A afirmação coloca em questão a situação de milhões de descendentes que mantiveram sobrenomes, histórias familiares, tradições e vínculos culturais com a Itália, mas que não haviam iniciado o processo formal de reconhecimento da cidadania antes da mudança legislativa.

Ministro volta a criticar o mercado da cidadania

Tajani também retomou uma das principais justificativas utilizadas pelo governo italiano para defender a reforma: a transformação dos processos de cidadania em uma atividade comercial.

O ministro criticou empresas que oferecem serviços relacionados ao reconhecimento da cidadania e voltou a fazer referência às chamadas promoções de mercado.

“Esse interesse explodiu quando houve as Black Fridays destinadas à aquisição da cidadania italiana”, declarou.

A crítica está relacionada à percepção do governo de que o sistema anterior teria contribuído para transformar o reconhecimento da cidadania italiana em um negócio, especialmente em países com grandes comunidades de descendentes.

“A questão está encerrada”, afirma Tajani

Ao final do questionamento, Tajani reforçou que o governo não pretende reabrir a discussão sobre uma ampliação das regras.

“A cidadania italiana é uma coisa séria, ser italiano é uma coisa séria, e isso demonstram todos os italianos que trabalham aqui. A questão está encerrada.”

A declaração deixa clara a posição atual do governo italiano: não há, segundo Tajani, intenção de criar uma nova possibilidade de reconhecimento para os descendentes que perderam o acesso pela reforma.

O que mudou com a reforma da cidadania italiana

As restrições mencionadas por Tajani tiveram origem no Decreto-Lei nº 36, de 28 de março de 2025, posteriormente convertido, com alterações, na Lei nº 74, de 23 de maio de 2025.

A mudança alterou as regras para o reconhecimento da cidadania italiana iure sanguinis para pessoas nascidas no exterior e que possuem outra nacionalidade.

Antes da reforma, não havia um limite geracional geral para o reconhecimento por descendência, desde que o interessado conseguisse comprovar a transmissão da cidadania ao longo da linha familiar.

Com as novas regras, entretanto, ter um antepassado italiano distante deixou de ser suficiente, por si só, para garantir o reconhecimento. A legislação passou a estabelecer hipóteses específicas relacionadas à cidadania e à residência de determinados ascendentes.

Brasil está no centro da discussão

A mudança tem impacto particularmente significativo no Brasil, que possui uma das maiores comunidades de descendentes de italianos do mundo.
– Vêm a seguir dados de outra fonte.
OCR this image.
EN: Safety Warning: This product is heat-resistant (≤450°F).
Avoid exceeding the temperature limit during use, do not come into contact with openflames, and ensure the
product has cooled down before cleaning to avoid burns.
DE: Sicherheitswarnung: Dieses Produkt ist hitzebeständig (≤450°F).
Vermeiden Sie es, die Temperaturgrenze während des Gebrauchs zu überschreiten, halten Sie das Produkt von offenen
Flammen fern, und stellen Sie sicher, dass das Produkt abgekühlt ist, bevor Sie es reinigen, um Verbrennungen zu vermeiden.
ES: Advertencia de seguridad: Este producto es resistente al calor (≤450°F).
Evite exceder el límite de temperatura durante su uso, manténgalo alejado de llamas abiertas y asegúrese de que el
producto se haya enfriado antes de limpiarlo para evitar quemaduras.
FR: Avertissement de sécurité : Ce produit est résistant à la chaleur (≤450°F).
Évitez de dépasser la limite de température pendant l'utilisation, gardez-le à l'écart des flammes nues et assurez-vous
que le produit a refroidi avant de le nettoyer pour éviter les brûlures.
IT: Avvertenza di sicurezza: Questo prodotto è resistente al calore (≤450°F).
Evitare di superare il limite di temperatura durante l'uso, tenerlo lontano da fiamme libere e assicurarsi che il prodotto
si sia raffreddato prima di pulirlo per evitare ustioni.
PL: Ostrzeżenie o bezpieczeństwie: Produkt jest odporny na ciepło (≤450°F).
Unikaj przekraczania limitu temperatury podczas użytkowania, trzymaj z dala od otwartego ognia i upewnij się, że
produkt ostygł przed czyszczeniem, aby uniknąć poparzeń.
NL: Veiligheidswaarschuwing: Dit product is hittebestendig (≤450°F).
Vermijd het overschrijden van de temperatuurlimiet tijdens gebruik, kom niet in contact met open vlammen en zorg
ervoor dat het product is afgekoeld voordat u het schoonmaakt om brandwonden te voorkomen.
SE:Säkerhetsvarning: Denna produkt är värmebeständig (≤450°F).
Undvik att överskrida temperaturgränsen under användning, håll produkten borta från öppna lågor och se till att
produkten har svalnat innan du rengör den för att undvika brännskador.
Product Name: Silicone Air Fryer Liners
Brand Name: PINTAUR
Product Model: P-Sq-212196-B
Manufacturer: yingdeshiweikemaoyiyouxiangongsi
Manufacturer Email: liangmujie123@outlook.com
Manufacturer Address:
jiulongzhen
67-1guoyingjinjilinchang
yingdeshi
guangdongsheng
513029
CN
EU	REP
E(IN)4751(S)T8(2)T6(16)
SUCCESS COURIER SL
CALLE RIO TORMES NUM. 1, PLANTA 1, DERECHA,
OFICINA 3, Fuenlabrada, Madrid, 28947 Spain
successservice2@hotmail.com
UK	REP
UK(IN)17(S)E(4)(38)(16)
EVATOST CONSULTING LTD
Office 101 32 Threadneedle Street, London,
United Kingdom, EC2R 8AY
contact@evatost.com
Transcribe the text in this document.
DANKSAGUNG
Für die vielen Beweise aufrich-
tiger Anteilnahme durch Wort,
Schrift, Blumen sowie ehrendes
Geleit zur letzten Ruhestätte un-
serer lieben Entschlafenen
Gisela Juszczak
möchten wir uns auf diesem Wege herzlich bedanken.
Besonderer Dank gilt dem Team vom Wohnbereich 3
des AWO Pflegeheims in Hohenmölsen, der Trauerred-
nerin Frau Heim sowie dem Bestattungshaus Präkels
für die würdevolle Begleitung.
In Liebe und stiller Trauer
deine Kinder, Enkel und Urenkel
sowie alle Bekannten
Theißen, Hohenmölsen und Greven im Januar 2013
Segundo a informação apresentada no material, a Farnesina estima que cerca de 32 milhões de brasileiros tenham origem italiana. A comunidade mantém vínculos históricos, familiares, culturais e econômicos com o país europeu.

Por isso, a passagem de Tajani pelo Brasil colocou a questão da cidadania novamente no centro do debate entre o governo italiano e a comunidade ítalo-brasileira.

De um lado, o ministro afirma reconhecer a importância dos descendentes e cidadãos italianos que vivem no país. De outro, mantém uma posição firme contra a ampliação das regras de reconhecimento para aqueles que ficaram de fora da legislação atual.

A mensagem deixada pelo ministro foi direta: não há, neste momento, abertura do governo italiano para criar uma nova via de reconhecimento baseada apenas na descendência mais distante.